|President Park Geun-hye delivers a keynote speech at the 2014 annual meeting of the World Economic Forum in Davos, Switzerland, Wednesday. (Yonhap News)|
The weeklong trip also took Park to the Swiss ski resort of Davos for an annual gathering of global political and business leaders, where she championed her “creative economy” vision as a solution to global economic woes and sought to promote South Korea as an ideal destination for investment.
Overall, the first overseas trip by Park this year underscored the point that the economy remains her top priority. Earlier this month, Park promised to nearly double South Korea’s per capita income to around $40,000 during the remainder of her term under a three-year plan aimed at boosting the economy.
The highlight of the state visit to India was a summit with Prime Minister Manmohan Singh.
The talks produced an agreement to revise the Comprehensive Economic Partnership Agreement ― a free trade pact that has been in place since 2010. The revision, if realized, would allow South Korean firms wider access to the massive market of 1.2 billion people.
South Korea has called for revising the agreement, complaining its level of liberalization is lower than that of similar accords India has with other nations, especially Japan, which makes Korean firms in India less competitive than their Japanese rivals.

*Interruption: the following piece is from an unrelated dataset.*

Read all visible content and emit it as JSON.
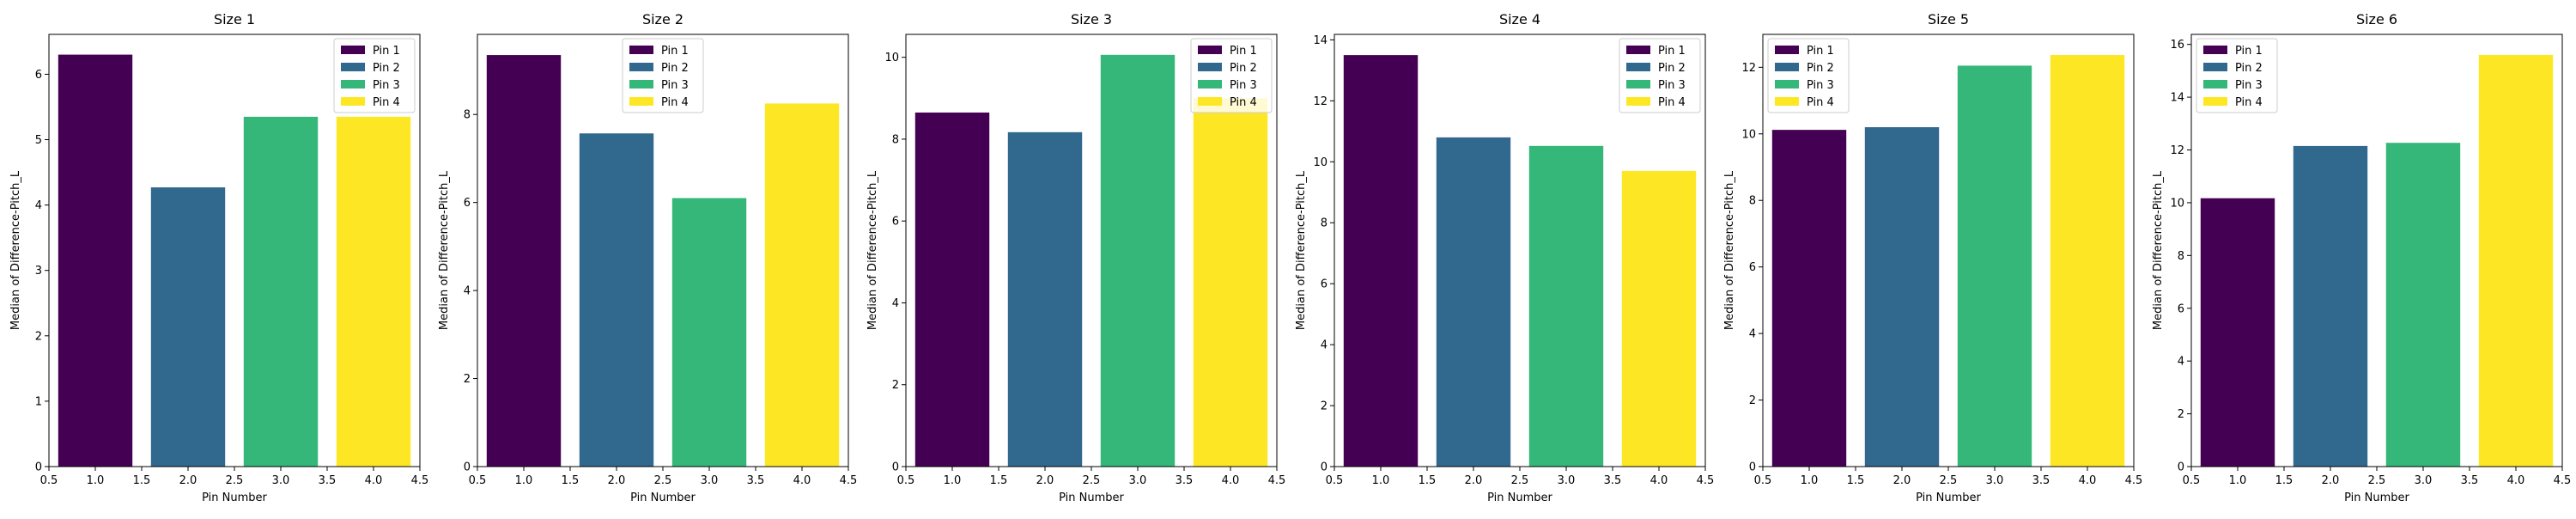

The agreement to upgrade the pact was seen as a victory for South Korea because India has been reluctant about Seoul’s calls for a revision due mainly to concerns that its trade deficits could grow.
Park also used the summit to ease the way for South Korean firms to do business in India, securing an agreement to revise the Double Taxation Avoidance Agreement at an early date and clearing key obstacles that have since 2005 held up South Korean steel giant POSCO’s project to build a steel plant in the eastern Indian state of Odisha.
While in New Delhi, Park also met with the chairman of Indian automaker Mahindra & Mahindra, which has a controlling stake in South Korea’s Ssangyong Motor, and asked for more investment. The chairman, Anand Mahindra, said his company plans to invest about 1 trillion won ($942 million) in Ssangyong over the next four years.
The visit to Switzerland focused on bolstering cooperation in vocational training.
Switzerland, though small in size with a population of 8 million, is the world’s 20th-largest economy in terms of gross national product. The World Economic Forum found the European economy the most competitive in the world for the fifth consecutive year last year.
Behind the economic success of Switzerland is a highly skilled labor force, and a key point of Park’s state visit to the country is to take a firsthand look at its vocational education in hopes of gleaning information useful for resource-scarce Korea.
In a summit on Monday, Park and Swiss President Didier Burkhalter agreed to increase cooperation in vocational education.
The two sides also signed a memorandum of understanding that calls for providing vocational training opportunities in Switzerland every year for 20 young South Koreans.
The agreement between the Korea Institute for the Advancement of Technology and the Swiss mechanical and electrical engineering industries, or SWISSMEN, is meaningful in that Switzerland has rarely opened its vocational training system to foreign countries, officials said.
On Tuesday, Park also toured Commercial-Industrial Vocational School Bern.
North Korea was also a key topic at the summit.
Park said during a joint news conference that the two countries agreed to make concerted efforts to make Pyongyang give up its nuclear program. Burkhalter also said during the conference that Switzerland is ready to do whatever is necessary for stability on the Korean Peninsula.
After the state visit to the Swiss capital of Bern, Park made a two-day trip to the ski resort of Davos for an annual meeting of the World Economic Forum, also known as the Davos Forum. Park used the forum as an investor relations session for the South Korean economy.
In a keynote speech before political and business leaders from around the world, Park championed her “creative economy” vision as a solution to global economic woes such as low growth, high unemployment and a widening income gap, saying the existing paradigm of economic growth has reached its limit.
During a question and answer session, Park said that the unification of the two Koreas would be a “jackpot” not only for Korean people, but for neighbors as well because it will touch off massive infrastructure projects in the North and revitalize investments in neighboring China and Russia.
She also held a series of one-on-one meetings with the CEOs of global firms CISCO, Qualcomm, Saudi Aramco and Siemens to call for expanding investment in South Korea.